Atatürk’ün devrimcilik ilkesi iki anlama gelmekteydi. Birinci anlamda “devrimcilik”; var olan yapının, yani gerçekleştirilmiş olan laik, devletçi, milliyetçi, halkçı ve devrimci Türkiye Cumhuriyeti’nin korunması amacını taşıyordu. İkinci anlamda “devrimcilik” ise Türk Devrimi’ni, temel ilkeleri yönünde ileri götürme görevini içeriyordu. Bir başka deyişle, yalnızca var olanın ve gerçekleştirilenin korunması ile yetinilmeyecek; Türk Devrimi, zamanın gereklerine ve çağdaş gelişmelere göre, temelinde yatan ilkeler doğrultusunda daha da ileriye götürülecekti.

ÇAĞDAŞLAŞMA

Devrimcilik ilkesi; Türk Devrimi’ni çağın, çağların, geleceğin yeni oluşumları ve gelişmeleri karşısında sürekli kılan ilkeydi. Böylelikle Türk Devrimi’nin, hiçbir zaman çağın gelişmeleri karşısında geri kalmaması öngörülmüştü.

Devrimcilik ilkesinin temelinde çağdaşlaşma yatmaktadır. Çağdaşlaşma, Türk toplumunun, çağının gereksinmelerine karşılık vermek üzere yapısında ve düşünce sisteminde yeniliklere açık olması demektir. “Devrimcilik”, bir başka deyişle, yeniliklere açık olmak ve yenilikleri sürekli kılmaktır.

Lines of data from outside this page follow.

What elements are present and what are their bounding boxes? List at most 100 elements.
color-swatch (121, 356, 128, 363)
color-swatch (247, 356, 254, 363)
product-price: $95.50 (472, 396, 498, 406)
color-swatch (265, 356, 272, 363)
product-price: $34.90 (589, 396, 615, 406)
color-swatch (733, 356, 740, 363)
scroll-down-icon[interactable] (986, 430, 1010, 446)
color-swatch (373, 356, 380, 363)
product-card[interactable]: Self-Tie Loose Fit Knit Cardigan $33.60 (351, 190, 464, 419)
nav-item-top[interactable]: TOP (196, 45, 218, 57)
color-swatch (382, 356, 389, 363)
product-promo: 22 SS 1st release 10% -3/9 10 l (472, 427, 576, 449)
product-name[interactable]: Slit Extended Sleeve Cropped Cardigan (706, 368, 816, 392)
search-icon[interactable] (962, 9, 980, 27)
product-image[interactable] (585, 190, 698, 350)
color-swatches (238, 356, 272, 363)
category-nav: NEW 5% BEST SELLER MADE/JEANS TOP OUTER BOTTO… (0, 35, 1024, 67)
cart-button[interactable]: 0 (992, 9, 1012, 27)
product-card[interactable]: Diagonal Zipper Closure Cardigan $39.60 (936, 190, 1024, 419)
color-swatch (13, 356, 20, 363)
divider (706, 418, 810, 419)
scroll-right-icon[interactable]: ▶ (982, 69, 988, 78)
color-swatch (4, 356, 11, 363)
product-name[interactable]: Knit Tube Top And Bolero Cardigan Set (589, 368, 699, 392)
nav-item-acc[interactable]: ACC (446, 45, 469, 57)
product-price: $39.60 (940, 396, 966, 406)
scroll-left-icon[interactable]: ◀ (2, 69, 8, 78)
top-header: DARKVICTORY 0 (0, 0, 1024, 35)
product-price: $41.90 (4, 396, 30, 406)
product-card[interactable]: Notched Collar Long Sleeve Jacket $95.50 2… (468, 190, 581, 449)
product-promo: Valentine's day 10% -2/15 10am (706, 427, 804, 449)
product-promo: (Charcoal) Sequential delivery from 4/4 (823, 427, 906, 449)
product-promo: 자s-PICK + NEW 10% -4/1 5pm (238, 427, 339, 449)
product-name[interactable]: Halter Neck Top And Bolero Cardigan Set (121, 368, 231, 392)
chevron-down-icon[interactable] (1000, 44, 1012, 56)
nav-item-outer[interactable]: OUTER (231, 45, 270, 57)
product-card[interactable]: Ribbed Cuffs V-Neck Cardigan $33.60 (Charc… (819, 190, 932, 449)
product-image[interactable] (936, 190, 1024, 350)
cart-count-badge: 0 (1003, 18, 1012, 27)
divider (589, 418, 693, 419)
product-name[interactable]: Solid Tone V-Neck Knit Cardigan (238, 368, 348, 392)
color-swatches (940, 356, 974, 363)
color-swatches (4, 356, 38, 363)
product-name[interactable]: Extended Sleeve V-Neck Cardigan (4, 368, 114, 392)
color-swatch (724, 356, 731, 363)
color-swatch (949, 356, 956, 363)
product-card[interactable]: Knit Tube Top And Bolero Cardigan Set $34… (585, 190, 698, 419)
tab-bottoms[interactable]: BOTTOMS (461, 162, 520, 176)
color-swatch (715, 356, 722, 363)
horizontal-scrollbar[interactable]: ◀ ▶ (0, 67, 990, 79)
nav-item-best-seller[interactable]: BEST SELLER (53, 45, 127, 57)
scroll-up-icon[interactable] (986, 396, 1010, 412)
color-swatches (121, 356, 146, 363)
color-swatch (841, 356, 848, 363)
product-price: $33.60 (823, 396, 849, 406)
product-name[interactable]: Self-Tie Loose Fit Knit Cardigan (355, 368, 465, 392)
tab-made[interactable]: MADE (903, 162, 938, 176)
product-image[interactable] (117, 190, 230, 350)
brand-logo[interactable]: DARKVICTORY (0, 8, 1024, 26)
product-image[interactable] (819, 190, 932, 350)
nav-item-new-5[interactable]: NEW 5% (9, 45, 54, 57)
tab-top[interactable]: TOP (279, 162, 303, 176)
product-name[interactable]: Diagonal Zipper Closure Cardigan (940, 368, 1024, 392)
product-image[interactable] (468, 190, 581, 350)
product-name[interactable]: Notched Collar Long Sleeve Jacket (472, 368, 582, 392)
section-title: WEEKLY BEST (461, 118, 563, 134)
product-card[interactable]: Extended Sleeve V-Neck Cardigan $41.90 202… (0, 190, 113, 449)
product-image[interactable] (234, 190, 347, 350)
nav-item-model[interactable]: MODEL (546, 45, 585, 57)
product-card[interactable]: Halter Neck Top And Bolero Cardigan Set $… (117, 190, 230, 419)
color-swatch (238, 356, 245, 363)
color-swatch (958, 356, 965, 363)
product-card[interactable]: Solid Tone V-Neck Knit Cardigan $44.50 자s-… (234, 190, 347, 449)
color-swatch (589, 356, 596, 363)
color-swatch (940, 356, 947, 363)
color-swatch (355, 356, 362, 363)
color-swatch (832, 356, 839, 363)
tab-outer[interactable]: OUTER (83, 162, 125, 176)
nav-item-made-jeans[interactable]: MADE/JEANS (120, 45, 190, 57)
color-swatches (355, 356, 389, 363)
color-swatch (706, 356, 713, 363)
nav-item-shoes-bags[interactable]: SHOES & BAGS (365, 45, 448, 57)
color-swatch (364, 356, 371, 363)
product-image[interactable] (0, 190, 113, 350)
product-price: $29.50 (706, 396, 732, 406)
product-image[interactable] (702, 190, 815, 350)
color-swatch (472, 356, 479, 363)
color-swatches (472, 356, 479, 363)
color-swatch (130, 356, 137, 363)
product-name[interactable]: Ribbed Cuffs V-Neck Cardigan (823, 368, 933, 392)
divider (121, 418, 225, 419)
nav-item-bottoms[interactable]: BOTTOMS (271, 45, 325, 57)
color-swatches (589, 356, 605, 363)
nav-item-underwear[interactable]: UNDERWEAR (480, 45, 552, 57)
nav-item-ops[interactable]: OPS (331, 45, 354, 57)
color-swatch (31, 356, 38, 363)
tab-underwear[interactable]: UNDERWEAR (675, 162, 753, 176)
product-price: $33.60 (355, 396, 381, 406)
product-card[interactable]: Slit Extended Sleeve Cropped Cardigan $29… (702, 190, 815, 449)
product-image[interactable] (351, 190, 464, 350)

AKLIN VE BİLİMİN REHBERLİĞİ

Eğitim sistemimizi çağdaş ilkeler yerine, çağın çok gerisinde kalan bir model üzerine oturtmak ve çocuklarımızı ve gençlerimizi çağdaşlıktan uzaklaştırmayı hedef alan bir eğitim sistemine tabi tutmak ne denli akılcı bir yaklaşımdır? Yoksa AKP iktidarının hedeflediği, çağdışı bir eğitimle toplumumuzu yeniden Osmanlı dönemine geri götürmek hevesi midir? Böyle bir duruma, Atatürk’ün izinden gitmeye ant içmiş aydınlar olarak bizler kesinlikle izin vermeyeceğiz.

“Devrimcilik”, “eski”ye bağlı kalmak yerine, ileriye, geleceğe dönük olmaktır. Büyük Atatürk, Osmanlı’nın geri kalmışlığının başlıca nedeni olarak, kötü yönetimini ve Batı’daki gelişmelerin dışında kalmasını görmüştü. Bilindiği gibi, Osmanlı İmparatorluğu, Avrupa devletlerinden tam 300 yıl sonra Batı devletleriyle sürekli ilişkide bulunmasını sağlayan “sürekli diplomasi” uygulamasını kabul etmişti.

Aklın ve bilimin rehberliğinde çağdaş düşüncelere ve çağdaş bir toplum yapısına sahip olmak yerine, dinsel inançları düşünce sistemlerinin merkezine oturtan bir toplum yapısının, Atatürk’ün “devrimcilik” ilkesiyle bağdaştırılması olası değildir. Türkiye’nin ilerleyebilmesi ve çağını yakalayabilmesi, ancak “devrimcilik” ilkesi çerçevesinde, yeni kurumlara ve düşünce sistemlerine açık olmasıyla gerçekleşebilecektir.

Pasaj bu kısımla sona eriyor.